The Macias Lab recently published that NUAK2 is a highly actionable protein that can be exploited as a target for prostate cancer therapy and they used investigational NUAK2 inhibitor to slow the growth of prostate cancer in mice with no observable toxicities. In new unpublished studies, they found that NAUK2 expression progressively increases as prostate cancer advances. In patient-derived preclinical models, the expression of NUAK2 was most elevated in neuroendocrine prostate cancer subtypes. Their preliminary experiments show that genetic or pharmacological targeting of NUAK2 in neuroendocrine prostate cancer cells slowed their growth rate.

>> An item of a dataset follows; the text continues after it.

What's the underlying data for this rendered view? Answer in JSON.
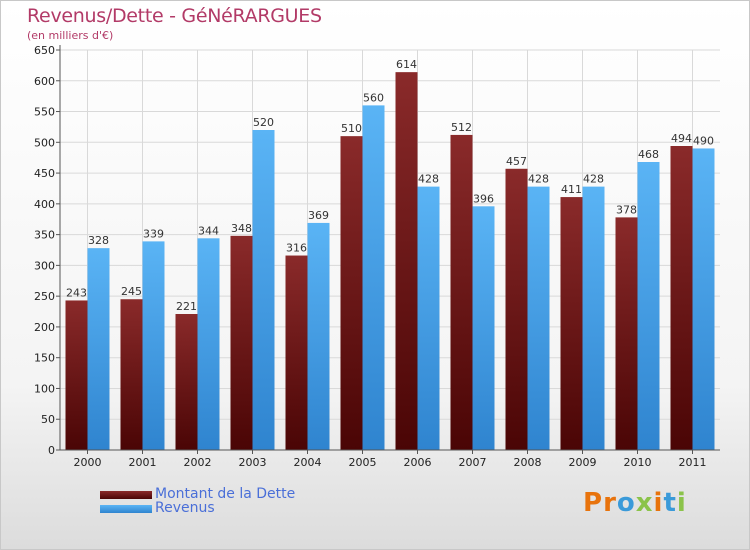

Next, they plan to test NUAK2 inhibitor compound in the more advanced and lethal neuroendocrine prostate cancer subtype. They have also identified FDA-approved compounds which bind NUAK2 very potently and slow neuroendocrine prostate cancer cell growth in preliminary studies. They propose to exploit these FDA-approved drugs for their beneficial NUAK2 off-target activity. If successful, progression to clinical applications should occur quickly, benefitting patients diagnosed with lethal neuroendocrine prostate cancer.